What is Attention Deficit Hyperactivity Disorder (ADHD)?

Attention Deficit Hyperactivity Disorder (ADHD) is a neurodevelopmental condition. There are three subtypes: ‘Inattentive’, ‘hyperactive’ and ‘combined’. The symptoms of ADHD include inconsistent attention, (They may struggle to focus on something expected of them but may hyperfocus on something else) . Hyperactivity (fidgety and finding it difficult to stay still when needing to) Impulsiveness (They frequently suddenly do or say something without considering the consequences). People with ADHD may also find it difficult to organise, plan, start tasks, finish tasks,  and self-regulate.

As part of development, children typically will take time to learn how to listen ,concentrate and follow expectations in every day activities such as listening to a story, sitting down to dinner, playing with their friends. As a child grows they may find it difficult to develop these skills at the same rate as their peers. This may suggest that further assessment in these areas could be considered. ADHD is often diagnosed in childhood but sometimes in adolescence or later. 

For an ADHD diagnosis, characteristics must be present in 2 or more settings and must not be better explained by another diagnosis.   As we are all different, some children may present with inconsistent attention, hyperactivity or impulsivity but be below the threshold for a diagnosis.

ADHD Top Tips

For parents

  • Remain consistent and firm in your approach – agree rules and stick to them.
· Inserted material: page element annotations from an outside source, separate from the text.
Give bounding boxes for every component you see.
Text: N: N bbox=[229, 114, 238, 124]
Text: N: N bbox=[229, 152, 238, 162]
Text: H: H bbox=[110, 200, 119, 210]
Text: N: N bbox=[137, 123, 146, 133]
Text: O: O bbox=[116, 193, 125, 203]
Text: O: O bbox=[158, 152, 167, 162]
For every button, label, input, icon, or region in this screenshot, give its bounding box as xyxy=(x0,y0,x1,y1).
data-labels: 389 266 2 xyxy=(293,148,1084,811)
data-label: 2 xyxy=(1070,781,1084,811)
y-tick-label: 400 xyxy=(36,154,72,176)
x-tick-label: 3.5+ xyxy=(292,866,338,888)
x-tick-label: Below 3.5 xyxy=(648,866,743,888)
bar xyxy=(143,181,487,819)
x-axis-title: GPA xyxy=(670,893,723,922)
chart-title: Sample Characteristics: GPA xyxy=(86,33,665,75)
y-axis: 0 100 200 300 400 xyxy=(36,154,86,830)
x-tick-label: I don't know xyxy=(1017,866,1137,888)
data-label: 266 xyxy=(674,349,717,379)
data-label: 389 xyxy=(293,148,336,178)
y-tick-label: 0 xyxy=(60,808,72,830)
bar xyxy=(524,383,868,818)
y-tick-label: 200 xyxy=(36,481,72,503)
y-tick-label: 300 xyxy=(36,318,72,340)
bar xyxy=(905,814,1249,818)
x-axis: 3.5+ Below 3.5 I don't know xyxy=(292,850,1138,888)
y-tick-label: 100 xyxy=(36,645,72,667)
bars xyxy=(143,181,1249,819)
Providing feedback and give rewards where warranted!
  • Allow your child a quiet space to calm down and re-direct them when they become upset.
  • Maintain sleep hygiene – encourage time spent outside and support exercise. No fizzy drinks in the evening, no electronics an hour before bed and try relaxation before sleep. Stick to same bed time and wake up times every day and avoid changes on weekends.
  • Encourage your child to focus on one thing at a time, for example, no TV during homework or dinner.
  • Break tasks or chores up into small chunks, with frequent breaks.
  • Keep daily living simple and create a predictable routine, for example, put calendar on the fridge.
  • Encourage exercise and activity to use energy!

In School

  • Provide the child with a quieter environment, with fewer distractions. Minimise distractions by having them sit at the front and not near windows or doors.
  • Have rules displayed in a clear and concise manner.
  • Maintain a predictable routine, which could be illustrated in a wall timetable.
  • Allow time outs, which could include movement, relaxation or sensory play and in a quiet space if possible.
  • Allow stress and fidget toys, wobble seats etc.
  • Allow doodling and encourage notes and mind mapping.
  • Consider additional support for tests and exams.
  • Count down to transitions, e.g. ten minute warning, five minute warning, 2 minute warning.